Given,

$\mathrm{ℝ}$ be the set of all real numbers.

Now solving statement I : The function $f:\left(-\frac{\pi }{2},\frac{\pi }{2}\right)\to \mathrm{ℝ}$ defined by $f\left(x\right)=\sec x+\tan x$

Now differentiating the function with respect to $x$ we get,

$f^{\text{'}}\left(x\right)=\sec x\left(\sec x+\tan x\right)$

Now we know that $\sec x$ is always positive in given domain and $\sec x+\tan x$ will also be positive as $\tan x$ is negative in $\left(-\frac{\mathrm{\pi }}{2},0\right)$ but $\sec x\ge \tan x$ in $\left(-\frac{\mathrm{\pi }}{2},0\right)$

So, $f^{\text{'}}\left(x\right)\ge 0$ hence it is a one - one function.

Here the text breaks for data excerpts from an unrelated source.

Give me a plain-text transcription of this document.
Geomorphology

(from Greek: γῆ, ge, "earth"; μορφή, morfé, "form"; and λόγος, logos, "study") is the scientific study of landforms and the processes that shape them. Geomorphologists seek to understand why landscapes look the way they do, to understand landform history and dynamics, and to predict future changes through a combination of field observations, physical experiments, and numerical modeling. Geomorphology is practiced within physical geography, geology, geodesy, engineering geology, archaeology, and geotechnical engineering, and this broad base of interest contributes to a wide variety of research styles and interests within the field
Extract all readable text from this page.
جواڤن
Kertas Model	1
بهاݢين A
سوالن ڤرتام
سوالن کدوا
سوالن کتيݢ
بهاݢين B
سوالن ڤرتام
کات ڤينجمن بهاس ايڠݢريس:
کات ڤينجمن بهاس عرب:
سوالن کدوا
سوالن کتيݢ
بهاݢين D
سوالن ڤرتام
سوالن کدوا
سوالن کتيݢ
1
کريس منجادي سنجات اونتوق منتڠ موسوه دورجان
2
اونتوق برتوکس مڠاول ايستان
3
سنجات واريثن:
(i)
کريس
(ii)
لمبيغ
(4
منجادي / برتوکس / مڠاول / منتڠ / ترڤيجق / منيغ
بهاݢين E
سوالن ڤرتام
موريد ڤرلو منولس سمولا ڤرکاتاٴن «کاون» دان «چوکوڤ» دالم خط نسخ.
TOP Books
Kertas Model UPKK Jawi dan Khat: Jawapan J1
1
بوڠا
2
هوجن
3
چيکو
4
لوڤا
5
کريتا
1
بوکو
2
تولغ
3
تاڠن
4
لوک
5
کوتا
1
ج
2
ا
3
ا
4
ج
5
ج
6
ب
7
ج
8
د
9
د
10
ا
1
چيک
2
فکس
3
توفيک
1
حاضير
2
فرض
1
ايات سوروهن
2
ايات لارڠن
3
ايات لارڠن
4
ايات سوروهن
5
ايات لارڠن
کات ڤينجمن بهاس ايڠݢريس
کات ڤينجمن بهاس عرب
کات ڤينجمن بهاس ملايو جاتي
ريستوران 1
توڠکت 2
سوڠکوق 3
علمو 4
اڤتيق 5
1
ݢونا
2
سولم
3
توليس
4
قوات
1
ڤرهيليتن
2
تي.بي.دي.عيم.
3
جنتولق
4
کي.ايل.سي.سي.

Now solving statement II : The function $f:[0,\infty )\to \mathrm{ℝ}$ defined by

$f\left(x\right)=x^2$

Differentiating the function we get,

$f^{\text{'}}\left(x\right)=2x$

$\Rightarrow f^{\text{'}}\left(x\right)\ge 0 \forall x\in [0,\infty )$

Hence it is also a one-one function.

So both are true.